How LePoidevin Group navigates volatile markets

David LePoidevin on how his practice successfully advises investors in a complex environment

How LePoidevin Group navigates volatile markets

David LePoidevin, founder of LePoidevin Group and senior portfolio manager at Canaccord Genuity Group, has spent 35 years enabling investors to maintain their wealth even in difficult times. The value of assets under his management has reached $2 billion since his business became a part of Canaccord Genuity in 2016, proving LePoidevin Group’s merit as one of Wealth Professional’s 5-Star Advisory Teams for 2022.

In this interview, LePoidevin says that performance and innovative thinking are the qualities that set his team apart from the competition. “[W]e had a lot of referrals in previous down markets and we’ve done very well, and it’s mostly [through] word of mouth,” he says.

The company’s website describes LePoidevin’s investing approach as “risk averse,” which means he stays aways from fads and prefers assets that have a lasting value. He considers historical patterns and current indicators to minimize risks on clients’ portfolios. For example, even though his team did not foresee the COVID-19 pandemic, they had observed signs of the 2008 global financial crisis reflected in the housing and credit bubbles in the United States.

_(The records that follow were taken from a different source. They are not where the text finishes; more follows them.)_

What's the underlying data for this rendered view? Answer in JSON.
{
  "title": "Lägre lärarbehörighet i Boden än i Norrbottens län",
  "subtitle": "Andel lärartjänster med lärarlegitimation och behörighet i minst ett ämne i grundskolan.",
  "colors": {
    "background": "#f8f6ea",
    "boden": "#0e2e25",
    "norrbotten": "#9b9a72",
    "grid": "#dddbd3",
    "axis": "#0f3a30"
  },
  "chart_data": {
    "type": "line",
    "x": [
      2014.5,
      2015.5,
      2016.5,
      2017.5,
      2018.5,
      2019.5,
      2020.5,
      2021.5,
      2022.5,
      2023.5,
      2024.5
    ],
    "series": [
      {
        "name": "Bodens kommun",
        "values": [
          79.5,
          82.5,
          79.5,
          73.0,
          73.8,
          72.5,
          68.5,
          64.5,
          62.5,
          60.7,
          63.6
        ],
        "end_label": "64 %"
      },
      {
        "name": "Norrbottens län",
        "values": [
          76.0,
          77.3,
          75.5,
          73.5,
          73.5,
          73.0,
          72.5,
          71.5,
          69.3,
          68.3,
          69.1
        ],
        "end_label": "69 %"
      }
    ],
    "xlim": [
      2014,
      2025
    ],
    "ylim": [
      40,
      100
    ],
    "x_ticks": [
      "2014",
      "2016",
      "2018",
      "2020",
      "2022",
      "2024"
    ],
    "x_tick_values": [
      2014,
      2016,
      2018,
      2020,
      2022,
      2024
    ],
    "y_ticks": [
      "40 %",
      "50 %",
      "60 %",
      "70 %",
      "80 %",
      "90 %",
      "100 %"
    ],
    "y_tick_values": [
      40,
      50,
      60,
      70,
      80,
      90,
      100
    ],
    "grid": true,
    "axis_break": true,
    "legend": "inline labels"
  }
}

“If you look at our website at LePoidevin Group, you’ll see a letter that we wrote in 2007 warning of the [beginning of the] subprime crisis,” he says. “You know, if you watch the movie ‘Margin Call’, it’s like [the crisis] happened overnight … [but it’s] actually something that took many, many months. And there were plenty of warning signs that this was rolling over. So, we got very defensive and had a very large percentage of our portfolio in 2008 in bonds.”

He emphasizes the significance of learning from previous events such as successive interest rate hikes. “The bottomline is don’t fight the Fed – and the Fed had raised rates 17 times and here we are again. [An important lesson] is that markets don’t always go up. So, how do we deal? It’s not [only] ‘how do we make money?’ but ‘how do we not lose money?’ There are two sides that we have to remember. Both are important.”

LePoidevin also points to money supply as the root cause of rising inflation today, saying that monetary authorities “probably went a little too far” in printing cash to offset the impact of the pandemic. To protect the value of their clients’ investments, LePoidevin’s team is avoiding bonds and positioning portfolios in floating-rate preferred stocks, which he says are resulting in “shocking dividend increases” as their rates reset.

Finally, LePoidevin cautions investors about “the intricacies of the financial markets” today, which are different from the situation in the late 1980s when he started working as an advisor. He says bonds are “risky in a rising interest-rate environment” and that investors have far more ownership of equity as an asset class within their portfolios.